29    Although concluding that mandamus was not available because the Ministers powers under ss 46A and 195A were non-compellable and there was no utility in granting certiorari to quash the reviewer’s recommendation, the High Court concluded that declaratory relief should be granted because the reviewer had made an error of law and denied procedural fairness. The Court said at [103] (footnotes omitted):

In the circumstances of this litigation it cannot be said that a declaratory order by the Court will produce no foreseeable consequences for the parties. Declaratory relief is directed here to determining a legal controversy; it is not directed to answering some abstract or hypothetical question. Each plaintiff has a "real interest" in raising the questions to which the declaration would go. In these cases, the procedures which are said to be infirm were conducted for the purpose of informing the Minister of matters directly bearing upon the exercise of power to avoid breach by Australia of its international obligations. The statutory powers to the exercise of which the inquiries were directed are placed in the statutory and historical context earlier described. That context demonstrates the importance attached to the performance of the relevant international obligations by both the legislative and executive branches of the Government of the Commonwealth. Moreover, there is a considerable public interest in the observance of the requirements of procedural fairness in the exercise of the relevant powers.

30    The circumstances in Plaintiff M61/2010E are very different from those here. That is because there was a finding in that case that the Minister had commenced to consider whether or not to exercise the relevant non-compellable powers (see at [70]). That is not the position here. The circumstances here are similar to those in Plaintiff S10/2011, where again no such consideration had commenced (see at [66] per Gummow, Hayne, Crennan and Bell JJ). Indeed, an earlier request for Ministerial intervention was withdrawn. There is no such request on foot at present (although one is foreshadowed). I do not consider that Plaintiff M61/2010E provides any support for the applicants complaint of procedural unfairness.

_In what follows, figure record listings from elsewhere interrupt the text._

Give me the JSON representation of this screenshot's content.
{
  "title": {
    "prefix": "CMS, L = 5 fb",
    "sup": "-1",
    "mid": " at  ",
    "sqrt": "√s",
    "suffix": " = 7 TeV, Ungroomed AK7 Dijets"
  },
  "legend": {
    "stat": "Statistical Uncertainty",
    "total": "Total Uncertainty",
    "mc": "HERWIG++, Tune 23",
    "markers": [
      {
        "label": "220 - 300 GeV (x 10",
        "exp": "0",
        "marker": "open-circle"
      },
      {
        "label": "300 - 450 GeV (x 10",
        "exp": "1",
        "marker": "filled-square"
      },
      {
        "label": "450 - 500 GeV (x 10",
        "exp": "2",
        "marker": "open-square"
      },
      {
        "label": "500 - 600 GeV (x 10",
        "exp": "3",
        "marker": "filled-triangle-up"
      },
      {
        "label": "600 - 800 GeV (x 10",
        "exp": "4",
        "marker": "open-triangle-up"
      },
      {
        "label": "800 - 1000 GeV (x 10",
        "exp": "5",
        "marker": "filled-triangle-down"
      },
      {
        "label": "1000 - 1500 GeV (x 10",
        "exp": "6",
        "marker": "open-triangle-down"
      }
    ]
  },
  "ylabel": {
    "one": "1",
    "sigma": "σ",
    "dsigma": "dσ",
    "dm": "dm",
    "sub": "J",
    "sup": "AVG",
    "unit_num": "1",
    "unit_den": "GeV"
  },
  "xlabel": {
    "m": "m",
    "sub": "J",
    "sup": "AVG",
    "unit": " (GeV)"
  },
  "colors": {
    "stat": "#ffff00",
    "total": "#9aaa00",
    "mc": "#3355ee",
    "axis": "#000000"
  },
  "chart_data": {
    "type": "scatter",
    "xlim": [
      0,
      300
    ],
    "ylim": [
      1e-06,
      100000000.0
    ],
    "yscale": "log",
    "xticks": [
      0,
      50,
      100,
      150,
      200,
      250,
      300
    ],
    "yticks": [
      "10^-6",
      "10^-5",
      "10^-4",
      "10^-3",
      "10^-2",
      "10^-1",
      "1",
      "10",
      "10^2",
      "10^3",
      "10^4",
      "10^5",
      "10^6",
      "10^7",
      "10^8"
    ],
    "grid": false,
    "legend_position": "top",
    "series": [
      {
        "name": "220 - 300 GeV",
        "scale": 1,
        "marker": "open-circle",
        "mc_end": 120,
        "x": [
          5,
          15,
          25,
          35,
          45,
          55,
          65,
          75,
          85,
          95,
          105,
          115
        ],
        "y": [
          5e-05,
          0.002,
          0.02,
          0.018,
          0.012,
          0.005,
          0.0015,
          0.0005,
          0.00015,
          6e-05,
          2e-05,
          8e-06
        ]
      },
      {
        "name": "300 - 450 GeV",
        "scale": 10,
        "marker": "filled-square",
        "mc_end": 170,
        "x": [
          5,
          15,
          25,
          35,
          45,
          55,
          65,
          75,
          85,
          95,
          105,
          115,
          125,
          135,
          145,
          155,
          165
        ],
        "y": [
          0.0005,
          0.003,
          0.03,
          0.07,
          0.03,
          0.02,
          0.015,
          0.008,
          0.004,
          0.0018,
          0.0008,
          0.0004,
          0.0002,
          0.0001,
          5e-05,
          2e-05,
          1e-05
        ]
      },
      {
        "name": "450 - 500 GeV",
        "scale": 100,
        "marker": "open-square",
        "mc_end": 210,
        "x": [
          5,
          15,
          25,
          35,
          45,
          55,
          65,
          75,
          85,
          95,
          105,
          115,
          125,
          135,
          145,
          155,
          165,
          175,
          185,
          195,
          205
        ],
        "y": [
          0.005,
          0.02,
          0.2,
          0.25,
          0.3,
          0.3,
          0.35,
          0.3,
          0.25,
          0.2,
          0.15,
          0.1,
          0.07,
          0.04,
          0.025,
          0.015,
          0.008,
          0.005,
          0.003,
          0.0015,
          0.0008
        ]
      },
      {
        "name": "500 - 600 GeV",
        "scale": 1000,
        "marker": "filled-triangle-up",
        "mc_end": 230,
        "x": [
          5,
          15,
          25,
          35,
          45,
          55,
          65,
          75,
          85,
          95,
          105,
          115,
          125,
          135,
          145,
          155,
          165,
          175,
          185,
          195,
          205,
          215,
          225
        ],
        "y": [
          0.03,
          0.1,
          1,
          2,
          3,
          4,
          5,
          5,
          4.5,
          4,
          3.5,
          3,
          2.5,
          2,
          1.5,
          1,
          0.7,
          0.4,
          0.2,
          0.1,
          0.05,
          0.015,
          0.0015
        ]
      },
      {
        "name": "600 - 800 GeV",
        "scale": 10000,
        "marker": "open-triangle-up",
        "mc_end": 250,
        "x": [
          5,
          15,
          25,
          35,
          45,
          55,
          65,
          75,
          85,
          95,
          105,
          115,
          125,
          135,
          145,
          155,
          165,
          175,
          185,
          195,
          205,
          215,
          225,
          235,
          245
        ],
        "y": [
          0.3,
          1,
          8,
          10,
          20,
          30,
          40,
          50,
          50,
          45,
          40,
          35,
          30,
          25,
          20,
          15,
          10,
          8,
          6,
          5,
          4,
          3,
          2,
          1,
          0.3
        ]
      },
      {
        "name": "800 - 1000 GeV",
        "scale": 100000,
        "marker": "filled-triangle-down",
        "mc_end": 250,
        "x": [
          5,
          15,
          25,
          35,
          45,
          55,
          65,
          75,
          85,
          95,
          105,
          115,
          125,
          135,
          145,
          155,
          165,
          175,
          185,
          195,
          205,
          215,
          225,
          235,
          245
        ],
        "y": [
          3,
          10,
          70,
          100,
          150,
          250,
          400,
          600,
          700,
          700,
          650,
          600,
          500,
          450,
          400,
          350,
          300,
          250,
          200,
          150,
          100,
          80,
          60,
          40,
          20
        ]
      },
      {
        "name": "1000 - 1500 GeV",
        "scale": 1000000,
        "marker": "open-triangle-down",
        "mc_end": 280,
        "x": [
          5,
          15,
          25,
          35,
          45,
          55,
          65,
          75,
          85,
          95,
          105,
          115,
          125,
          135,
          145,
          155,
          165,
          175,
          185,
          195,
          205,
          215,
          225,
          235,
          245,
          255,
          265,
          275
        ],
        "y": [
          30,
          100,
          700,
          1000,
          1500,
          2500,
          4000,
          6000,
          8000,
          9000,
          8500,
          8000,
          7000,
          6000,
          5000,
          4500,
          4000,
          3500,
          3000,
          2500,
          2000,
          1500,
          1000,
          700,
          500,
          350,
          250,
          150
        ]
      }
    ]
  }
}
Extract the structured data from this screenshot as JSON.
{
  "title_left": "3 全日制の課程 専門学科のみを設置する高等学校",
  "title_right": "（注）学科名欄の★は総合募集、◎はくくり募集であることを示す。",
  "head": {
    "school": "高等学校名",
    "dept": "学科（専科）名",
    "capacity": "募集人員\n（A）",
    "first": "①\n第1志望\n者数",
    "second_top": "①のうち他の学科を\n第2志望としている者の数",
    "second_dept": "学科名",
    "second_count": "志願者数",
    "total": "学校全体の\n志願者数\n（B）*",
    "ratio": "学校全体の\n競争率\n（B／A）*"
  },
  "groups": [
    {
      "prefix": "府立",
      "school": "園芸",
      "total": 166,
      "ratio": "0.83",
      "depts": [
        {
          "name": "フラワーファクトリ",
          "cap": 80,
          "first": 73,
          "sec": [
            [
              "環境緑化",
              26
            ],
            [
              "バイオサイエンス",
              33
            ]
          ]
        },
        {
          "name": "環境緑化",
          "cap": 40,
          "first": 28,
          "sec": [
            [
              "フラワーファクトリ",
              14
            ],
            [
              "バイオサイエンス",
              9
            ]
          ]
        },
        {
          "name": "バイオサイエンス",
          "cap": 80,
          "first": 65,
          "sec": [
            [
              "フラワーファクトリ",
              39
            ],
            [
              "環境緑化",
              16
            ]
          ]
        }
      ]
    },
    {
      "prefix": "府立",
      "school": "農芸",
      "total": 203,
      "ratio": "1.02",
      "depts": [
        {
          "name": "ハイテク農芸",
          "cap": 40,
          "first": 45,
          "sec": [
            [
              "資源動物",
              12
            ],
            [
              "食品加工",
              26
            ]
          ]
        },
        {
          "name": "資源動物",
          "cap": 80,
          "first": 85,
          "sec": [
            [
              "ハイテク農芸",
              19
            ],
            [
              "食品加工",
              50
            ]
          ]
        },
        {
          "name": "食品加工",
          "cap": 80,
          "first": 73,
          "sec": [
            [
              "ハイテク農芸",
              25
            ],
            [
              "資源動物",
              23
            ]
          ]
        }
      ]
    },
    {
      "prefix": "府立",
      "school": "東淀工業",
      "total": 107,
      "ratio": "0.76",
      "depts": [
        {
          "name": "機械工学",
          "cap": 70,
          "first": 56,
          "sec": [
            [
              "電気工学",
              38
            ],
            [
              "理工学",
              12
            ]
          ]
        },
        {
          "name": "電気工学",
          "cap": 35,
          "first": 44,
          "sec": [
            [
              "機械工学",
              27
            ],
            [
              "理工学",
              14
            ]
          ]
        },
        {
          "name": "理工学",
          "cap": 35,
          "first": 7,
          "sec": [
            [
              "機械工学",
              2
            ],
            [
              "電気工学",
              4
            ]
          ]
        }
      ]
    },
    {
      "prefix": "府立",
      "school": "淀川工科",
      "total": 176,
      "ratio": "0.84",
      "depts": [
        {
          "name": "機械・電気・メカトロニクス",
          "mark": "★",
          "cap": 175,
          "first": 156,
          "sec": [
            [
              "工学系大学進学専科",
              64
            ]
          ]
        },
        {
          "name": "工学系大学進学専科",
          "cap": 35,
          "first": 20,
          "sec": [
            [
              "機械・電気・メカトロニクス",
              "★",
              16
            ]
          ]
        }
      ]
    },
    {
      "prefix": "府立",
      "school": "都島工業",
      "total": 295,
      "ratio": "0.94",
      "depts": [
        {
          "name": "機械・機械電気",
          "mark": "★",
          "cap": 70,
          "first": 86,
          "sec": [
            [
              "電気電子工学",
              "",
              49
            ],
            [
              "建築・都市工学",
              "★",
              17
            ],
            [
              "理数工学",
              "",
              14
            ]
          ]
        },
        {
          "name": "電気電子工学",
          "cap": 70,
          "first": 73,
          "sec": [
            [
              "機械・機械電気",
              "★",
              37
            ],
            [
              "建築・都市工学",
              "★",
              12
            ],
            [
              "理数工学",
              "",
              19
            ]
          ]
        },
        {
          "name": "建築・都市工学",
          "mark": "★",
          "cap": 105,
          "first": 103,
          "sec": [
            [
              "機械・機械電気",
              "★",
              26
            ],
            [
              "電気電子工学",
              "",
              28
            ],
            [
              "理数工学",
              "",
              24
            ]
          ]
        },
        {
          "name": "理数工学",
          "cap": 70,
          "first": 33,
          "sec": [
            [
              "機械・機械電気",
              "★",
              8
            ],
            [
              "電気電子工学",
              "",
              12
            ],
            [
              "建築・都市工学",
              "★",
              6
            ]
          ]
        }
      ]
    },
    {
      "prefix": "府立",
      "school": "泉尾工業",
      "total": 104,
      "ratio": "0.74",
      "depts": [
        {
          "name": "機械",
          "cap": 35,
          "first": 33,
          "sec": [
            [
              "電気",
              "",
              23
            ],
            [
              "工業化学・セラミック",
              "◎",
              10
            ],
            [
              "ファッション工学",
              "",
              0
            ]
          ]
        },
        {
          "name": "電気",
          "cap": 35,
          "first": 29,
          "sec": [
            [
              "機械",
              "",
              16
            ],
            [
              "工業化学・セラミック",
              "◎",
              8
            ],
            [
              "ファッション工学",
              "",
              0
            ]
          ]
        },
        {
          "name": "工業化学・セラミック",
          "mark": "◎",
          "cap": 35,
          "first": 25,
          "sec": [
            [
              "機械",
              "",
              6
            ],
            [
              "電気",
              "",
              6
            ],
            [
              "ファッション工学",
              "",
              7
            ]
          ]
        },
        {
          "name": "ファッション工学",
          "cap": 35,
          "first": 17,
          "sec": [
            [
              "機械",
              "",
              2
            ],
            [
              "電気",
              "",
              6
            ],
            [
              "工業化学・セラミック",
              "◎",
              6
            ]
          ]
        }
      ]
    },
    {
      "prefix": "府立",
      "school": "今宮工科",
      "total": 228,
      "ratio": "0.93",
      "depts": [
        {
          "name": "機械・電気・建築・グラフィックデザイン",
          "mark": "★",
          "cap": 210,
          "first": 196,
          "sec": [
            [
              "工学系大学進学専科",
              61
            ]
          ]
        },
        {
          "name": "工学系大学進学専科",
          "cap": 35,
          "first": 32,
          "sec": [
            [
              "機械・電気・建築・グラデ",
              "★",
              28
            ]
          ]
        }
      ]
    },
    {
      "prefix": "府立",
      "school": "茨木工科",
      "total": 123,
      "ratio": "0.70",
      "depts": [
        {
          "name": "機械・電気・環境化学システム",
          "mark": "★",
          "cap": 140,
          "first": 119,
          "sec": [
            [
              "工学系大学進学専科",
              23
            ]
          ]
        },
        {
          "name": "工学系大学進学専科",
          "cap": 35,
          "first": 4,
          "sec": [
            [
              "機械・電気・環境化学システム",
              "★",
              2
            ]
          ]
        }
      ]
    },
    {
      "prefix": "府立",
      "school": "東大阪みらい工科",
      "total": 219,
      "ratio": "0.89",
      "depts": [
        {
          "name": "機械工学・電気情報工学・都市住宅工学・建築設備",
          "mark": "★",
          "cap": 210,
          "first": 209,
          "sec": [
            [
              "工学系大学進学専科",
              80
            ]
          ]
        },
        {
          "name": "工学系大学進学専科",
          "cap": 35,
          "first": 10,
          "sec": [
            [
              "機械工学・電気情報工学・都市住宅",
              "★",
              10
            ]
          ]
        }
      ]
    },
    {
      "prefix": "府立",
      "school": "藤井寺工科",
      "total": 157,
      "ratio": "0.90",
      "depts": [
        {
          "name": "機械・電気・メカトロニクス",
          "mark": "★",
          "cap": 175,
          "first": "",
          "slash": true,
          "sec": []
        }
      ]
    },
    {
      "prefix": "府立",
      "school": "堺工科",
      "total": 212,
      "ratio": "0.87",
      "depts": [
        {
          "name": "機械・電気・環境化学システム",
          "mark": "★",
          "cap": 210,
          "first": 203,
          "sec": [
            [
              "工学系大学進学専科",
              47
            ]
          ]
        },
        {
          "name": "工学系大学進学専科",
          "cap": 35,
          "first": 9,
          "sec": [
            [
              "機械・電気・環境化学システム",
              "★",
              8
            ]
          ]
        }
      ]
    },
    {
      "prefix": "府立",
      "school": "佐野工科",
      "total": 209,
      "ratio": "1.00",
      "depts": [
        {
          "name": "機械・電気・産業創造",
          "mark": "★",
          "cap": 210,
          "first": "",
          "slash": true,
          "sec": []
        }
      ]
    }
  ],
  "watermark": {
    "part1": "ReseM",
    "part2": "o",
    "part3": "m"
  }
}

31    Nor is there present in this case the kinds of matters which were identified by Heydon J in Edwards v Santos Ltd [2011] HCA 8; 242 CLR 421 at [38] as warranting the grant of declaratory relief.

32    Finally, the declaratory relief sought is inappropriate. The applicants acknowledged that the purpose of the declaratory relief sought is to attempt to influence the outcome of a future application to the Minister in respect of the non-compellable power in s 48B of the Act. The object of the grant of declaratory relief is to determine matters in controversy between the parties. Declaratory relief is inappropriate in circumstances where the relief would have no foreseeable consequence other than “some ill-defined prospect that the Minister might be moved to consider it” in relation to some separate decision-making process that may or may not occur (Minister for Immigration and Multicultural Affairs v Ozmanian [1996] FCA 1017; 71 FCR 1 at 32-33 per Kiefel J (with whom Sackville J agreed) and AVN20 at [115]-[117] per Kenny J).

Conclusion

33    For these reasons, the second further amended originating application will be dismissed, with costs.

I certify that the preceding thirty-three (33) numbered paragraphs are a true copy of the Reasons for Judgment of the Honourable Justice Griffiths.